Gazprom’s pressure on Europe

In recent weeks, Gazprom has stopped reserving any transmission capacities in the Yamal pipeline and the Ukrainian transit network at both the annual and quarterly auctions. Representatives of the group stated that it has abandoned long-term bookings as it has sufficient transmission capacity to meet its current contractual obligations, and also emphasised the possibility of flexible booking of additional capacity at short-term auctions. At the same time, despite Gazprom’s assurances that gas production will rise from January to mid-August this year by over 18% y/y, to 316.5 bcm (i.e. by over 48.5 bcm), as will exports to the so-called further abroad (Europe excluding the Baltic states and Turkey) by almost 22% to 123 bcm (exports to Turkey have increased the most, by 188%; and to Germany, by 41%), the company’s rate of utilisation of its European gas storage facilities remains extremely low As of 22 August, the levels stood at 41% in Haidach (Austria), 4% in Rehden (Germany) and 17% in Bergermeer (the Netherlands), while in the same month of 2019 the figure was around 90%. The company’s priority is to fill the reservoirs in Russia, which were almost completely emptied during the previous winter season (61 bcm of gas out of 72 bcm were used). In addition, a breakdown in Gazprom’s gas condensate processing plant in Novoy Urengoy on 5 August resulted in restrictions on transmission via the Yamal-Europe gas pipeline and the sale of gas on the St. Petersburg exchange.


  • The current difficult situation on the gas market in Europe has been caused by the growing demand for gas in connection with the recovery of economies after the pandemic, the implementation of more ambitious climate policy, and the changes taking place on global and regional markets. The gas shortage in Europe has also been influenced by the gas prices in Asia, which remain more attractive; difficulties in attracting sufficient LNG supplies onto the EU market; and the slowdown in the growth rate of global gas production (in the first half of 2021 US companies produced less gas than before the pandemic; the LNG terminals in Egypt, Trinidad and Tobago have also under-performing). As a consequence, the average rate of utilisation of gas storage facilities  in Europe is very low for this time of year: on 22 August, they contained only about 72 bcm of gas (i.e. 64% of their volume) – over 30 bcm less than in 2019. The growing uncertainty in the EU as to the resources available during the winter has contributed to the price rise. In mid-August, 1000 m³ of gas in futures contracts in the Dutch TTF hub cost as much as US$580 (the most since 2008; in 2019, the price was US$120).
  • Gazprom’s forecasts say that gas production will reach 506 bcm in 2021, which would mean an increase of almost 12% compared to 2020 and 1% compared to 2019. The company has stated that in recent weeks it has been supplying gas to both the domestic and foreign markets at the level of the winter months, when consumption is the highest. The company’s data shows that gas production and exports did not decrease, despite the breakdown at the Novoy Urengoy plant. This serves Gazprom’s main gas production region, the Urengoy, Zapolarnoye and Yambur fields. They resumed operations on 9 August, but the scarcity of information does not make it possible to identify the scale of the damage. The available data shows that Gazprom has received support from the private company Novatek, which took over some of the condensate, and has been processing it at its plants in the region.

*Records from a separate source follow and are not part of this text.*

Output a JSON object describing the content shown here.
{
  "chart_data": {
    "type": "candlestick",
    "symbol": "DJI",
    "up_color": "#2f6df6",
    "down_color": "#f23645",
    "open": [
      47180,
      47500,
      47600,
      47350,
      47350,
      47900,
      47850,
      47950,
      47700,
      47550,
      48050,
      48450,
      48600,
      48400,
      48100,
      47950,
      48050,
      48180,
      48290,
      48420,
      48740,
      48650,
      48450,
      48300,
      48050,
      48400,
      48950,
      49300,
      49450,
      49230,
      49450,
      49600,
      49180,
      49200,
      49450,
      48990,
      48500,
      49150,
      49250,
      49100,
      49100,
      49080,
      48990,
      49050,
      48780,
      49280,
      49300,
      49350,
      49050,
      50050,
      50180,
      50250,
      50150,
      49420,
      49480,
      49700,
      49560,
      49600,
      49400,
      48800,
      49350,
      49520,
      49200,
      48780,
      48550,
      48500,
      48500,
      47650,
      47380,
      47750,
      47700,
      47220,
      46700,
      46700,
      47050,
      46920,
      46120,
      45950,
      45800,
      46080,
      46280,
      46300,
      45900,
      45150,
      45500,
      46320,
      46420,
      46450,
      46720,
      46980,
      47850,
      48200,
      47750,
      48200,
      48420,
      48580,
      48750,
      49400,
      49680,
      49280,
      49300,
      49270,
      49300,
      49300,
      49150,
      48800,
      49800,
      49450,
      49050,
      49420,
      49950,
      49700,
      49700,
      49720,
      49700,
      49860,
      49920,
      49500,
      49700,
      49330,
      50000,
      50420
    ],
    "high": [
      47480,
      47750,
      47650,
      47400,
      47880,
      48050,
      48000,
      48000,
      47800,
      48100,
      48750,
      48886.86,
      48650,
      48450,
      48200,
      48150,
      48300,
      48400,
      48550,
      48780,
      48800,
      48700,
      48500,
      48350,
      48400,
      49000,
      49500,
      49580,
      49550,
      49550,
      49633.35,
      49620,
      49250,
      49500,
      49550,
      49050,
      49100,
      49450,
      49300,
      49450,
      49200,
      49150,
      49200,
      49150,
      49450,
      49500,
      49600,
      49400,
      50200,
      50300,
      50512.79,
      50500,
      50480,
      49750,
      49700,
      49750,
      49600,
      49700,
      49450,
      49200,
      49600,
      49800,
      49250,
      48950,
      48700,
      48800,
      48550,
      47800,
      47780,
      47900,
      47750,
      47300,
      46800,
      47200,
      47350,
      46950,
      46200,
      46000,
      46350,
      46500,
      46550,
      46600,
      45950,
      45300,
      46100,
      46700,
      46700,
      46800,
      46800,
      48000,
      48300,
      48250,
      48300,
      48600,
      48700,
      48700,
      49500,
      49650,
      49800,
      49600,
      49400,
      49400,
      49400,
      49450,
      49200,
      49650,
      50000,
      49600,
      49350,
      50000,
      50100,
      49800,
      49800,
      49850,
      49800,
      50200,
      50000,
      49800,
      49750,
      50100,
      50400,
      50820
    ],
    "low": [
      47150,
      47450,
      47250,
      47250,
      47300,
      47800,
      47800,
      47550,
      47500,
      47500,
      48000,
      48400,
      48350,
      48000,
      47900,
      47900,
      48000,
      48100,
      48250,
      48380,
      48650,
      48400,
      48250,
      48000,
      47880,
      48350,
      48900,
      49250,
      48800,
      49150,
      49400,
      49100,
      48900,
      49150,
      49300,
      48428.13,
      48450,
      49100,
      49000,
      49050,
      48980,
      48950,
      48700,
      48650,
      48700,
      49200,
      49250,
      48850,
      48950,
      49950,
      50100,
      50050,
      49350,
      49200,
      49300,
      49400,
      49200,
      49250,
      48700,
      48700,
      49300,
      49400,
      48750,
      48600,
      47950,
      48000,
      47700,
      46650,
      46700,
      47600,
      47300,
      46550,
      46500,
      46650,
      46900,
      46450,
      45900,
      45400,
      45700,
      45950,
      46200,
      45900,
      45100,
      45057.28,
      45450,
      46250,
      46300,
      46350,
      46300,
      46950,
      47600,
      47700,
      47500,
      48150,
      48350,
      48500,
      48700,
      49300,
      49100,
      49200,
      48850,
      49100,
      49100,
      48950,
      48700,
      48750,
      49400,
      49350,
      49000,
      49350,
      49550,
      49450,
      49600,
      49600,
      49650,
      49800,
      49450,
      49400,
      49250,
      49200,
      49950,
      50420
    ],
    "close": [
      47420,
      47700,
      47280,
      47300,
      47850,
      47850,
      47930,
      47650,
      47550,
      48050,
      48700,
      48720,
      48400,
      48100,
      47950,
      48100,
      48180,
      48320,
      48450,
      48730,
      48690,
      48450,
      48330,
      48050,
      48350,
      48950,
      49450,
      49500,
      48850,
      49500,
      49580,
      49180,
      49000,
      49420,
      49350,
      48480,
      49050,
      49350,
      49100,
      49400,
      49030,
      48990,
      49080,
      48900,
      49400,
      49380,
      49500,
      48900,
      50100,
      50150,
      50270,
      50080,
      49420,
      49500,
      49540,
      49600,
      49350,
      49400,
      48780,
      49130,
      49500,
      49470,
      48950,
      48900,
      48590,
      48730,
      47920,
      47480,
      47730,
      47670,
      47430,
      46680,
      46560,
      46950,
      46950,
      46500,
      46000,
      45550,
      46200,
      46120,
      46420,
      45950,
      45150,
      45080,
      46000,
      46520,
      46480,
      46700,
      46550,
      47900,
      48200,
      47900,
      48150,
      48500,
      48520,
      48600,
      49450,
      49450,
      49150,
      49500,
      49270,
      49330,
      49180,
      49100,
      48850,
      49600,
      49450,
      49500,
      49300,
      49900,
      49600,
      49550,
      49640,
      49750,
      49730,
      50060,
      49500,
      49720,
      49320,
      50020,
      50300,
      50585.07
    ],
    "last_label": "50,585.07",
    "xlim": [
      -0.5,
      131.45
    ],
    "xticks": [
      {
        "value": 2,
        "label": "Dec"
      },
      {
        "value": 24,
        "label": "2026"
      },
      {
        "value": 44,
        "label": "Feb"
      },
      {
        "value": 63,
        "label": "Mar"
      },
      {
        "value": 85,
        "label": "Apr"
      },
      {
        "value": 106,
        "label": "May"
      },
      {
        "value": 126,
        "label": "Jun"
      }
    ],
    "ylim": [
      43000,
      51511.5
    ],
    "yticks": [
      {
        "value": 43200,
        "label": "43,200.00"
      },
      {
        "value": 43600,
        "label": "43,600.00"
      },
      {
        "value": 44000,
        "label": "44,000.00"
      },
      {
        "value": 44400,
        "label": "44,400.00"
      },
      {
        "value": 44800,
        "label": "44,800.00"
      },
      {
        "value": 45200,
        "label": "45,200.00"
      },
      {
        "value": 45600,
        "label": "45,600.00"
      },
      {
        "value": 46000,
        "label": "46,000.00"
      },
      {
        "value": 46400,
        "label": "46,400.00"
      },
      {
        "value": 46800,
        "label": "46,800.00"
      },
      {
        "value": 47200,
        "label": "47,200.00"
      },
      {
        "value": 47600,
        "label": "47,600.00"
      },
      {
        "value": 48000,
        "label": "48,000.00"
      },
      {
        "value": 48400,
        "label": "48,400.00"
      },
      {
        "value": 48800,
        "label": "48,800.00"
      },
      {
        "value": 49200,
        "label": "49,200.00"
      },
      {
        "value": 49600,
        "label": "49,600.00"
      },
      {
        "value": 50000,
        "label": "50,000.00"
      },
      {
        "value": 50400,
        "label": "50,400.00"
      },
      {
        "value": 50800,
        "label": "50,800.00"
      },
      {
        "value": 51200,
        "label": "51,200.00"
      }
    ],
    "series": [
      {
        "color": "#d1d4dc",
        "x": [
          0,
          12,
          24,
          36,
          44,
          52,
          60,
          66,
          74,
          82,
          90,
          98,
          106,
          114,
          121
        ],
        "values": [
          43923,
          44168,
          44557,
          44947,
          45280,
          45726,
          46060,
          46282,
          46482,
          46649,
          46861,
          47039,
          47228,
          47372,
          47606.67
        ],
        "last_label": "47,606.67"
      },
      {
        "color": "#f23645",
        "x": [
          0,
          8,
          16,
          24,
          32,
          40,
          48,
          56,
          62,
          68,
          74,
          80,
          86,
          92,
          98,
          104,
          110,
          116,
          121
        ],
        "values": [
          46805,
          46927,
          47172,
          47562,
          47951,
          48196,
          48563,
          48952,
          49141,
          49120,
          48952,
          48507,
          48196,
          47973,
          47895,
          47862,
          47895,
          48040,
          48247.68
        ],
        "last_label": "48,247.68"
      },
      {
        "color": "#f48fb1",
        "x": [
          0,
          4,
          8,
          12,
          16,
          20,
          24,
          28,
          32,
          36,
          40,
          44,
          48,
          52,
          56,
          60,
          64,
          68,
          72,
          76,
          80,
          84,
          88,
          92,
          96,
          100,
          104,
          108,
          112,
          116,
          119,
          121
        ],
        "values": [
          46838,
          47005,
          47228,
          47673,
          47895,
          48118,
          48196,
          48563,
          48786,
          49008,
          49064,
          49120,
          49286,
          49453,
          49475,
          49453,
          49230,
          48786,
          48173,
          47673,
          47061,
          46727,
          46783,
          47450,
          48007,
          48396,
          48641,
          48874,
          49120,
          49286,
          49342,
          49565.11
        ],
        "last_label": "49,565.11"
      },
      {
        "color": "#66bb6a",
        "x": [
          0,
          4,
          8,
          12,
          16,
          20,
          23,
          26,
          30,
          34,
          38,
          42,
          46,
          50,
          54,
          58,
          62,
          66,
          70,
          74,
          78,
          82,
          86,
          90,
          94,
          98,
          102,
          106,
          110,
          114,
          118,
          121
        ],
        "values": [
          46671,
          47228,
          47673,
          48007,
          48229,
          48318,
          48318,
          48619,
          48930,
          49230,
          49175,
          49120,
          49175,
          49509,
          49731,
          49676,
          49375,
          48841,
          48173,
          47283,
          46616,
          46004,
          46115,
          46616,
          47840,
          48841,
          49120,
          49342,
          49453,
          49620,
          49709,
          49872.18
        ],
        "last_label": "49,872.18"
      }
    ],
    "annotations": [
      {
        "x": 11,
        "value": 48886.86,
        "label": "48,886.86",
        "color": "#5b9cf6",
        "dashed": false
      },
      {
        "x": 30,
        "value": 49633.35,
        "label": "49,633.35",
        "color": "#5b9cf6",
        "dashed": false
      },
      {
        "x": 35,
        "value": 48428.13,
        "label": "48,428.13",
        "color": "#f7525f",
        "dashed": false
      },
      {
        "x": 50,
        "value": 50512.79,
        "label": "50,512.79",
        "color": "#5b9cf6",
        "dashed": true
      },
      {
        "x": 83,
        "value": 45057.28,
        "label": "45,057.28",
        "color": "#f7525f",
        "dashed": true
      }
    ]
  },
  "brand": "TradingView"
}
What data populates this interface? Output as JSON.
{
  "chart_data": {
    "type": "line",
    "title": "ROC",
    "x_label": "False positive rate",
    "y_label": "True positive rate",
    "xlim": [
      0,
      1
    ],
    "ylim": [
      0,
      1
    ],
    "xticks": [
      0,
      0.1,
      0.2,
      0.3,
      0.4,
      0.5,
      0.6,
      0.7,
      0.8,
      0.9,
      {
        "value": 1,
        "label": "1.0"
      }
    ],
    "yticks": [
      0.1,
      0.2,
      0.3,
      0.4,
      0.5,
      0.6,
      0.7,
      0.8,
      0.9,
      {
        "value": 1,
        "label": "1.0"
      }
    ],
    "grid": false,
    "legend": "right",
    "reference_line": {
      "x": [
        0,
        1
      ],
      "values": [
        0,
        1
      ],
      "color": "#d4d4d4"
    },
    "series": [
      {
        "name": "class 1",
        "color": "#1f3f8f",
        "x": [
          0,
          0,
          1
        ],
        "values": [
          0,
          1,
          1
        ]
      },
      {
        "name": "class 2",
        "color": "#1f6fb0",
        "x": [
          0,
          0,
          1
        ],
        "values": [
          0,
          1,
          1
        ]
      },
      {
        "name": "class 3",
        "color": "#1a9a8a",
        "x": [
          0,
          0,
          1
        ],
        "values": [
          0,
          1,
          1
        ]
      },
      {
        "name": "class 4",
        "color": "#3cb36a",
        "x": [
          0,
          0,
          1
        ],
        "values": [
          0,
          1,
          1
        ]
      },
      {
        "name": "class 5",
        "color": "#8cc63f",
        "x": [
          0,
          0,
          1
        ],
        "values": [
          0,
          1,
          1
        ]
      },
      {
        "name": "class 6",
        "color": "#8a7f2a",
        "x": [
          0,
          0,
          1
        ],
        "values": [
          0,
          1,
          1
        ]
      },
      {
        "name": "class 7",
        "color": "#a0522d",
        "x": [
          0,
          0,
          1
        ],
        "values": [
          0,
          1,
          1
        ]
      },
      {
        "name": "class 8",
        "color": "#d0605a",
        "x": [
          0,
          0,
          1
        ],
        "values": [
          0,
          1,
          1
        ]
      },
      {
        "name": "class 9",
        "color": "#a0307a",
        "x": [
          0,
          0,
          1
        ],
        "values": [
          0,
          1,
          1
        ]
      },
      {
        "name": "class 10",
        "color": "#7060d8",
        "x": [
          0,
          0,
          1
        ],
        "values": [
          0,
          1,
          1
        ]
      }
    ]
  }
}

  • Despite the rises in production and exports, Gazprom is still unable to meet the high demand in Europe in the short term. In order to fill its gas storage facilities in Russia, it must send 16 bcm more gas to them than in 2019 (at comparable production levels). Reports on its storage facilities in the Russian Federation are selective, so it is unknown how long it will take to refill them. The low stocks in Gazprom European reservoirs are also a cause for concern. In recent weeks, instead of filling them up, the company used the gas they contained to meet its European contracts (including during the failure of the Urengoy plant). As a result, the state of Gazprom’s storage facilities is well below the – already very low – average European level.
  • Gazprom is trying to take advantage of the situation to increase pressure on Europe and improve its position on this market. The further increase in gas prices was caused, among other factors, by reports that the company has stopped reserving annual and quarterly transmission capacities in gas pipelines running through Poland and Ukraine, as well as the low levels filling its reservoirs and the technical failures in its processing plants. The company estimates that the average price of gas exported to Europe in 2021 will be around US$270 per 1000 m³ – more than twice as much as in the previous year.
  • Gazprom’s actions are also aimed at ensuring Nord Stream 2 will be launched as soon as possible and that its full capacity can be used. It is not known how this could be achieved – considering the application of the relevant procedures, the letter of EU law, and the US-German agreement on Nord Stream2. On 19 August, the company announced on its Telegram account that it intends to send 5.6 bcm of gas through this pipeline to Europe by the end of this year. The news sent the price of gas below US$500 per 1000 m³ in the short term. The launch of NS2, which should take place in October, is presented as a godsend for the European market, especially the German one (the reservoirs in this country are only 56% full), even though the free transit capacity in the existing infrastructure allows for the delivery of additional quantities of gas onto the European market.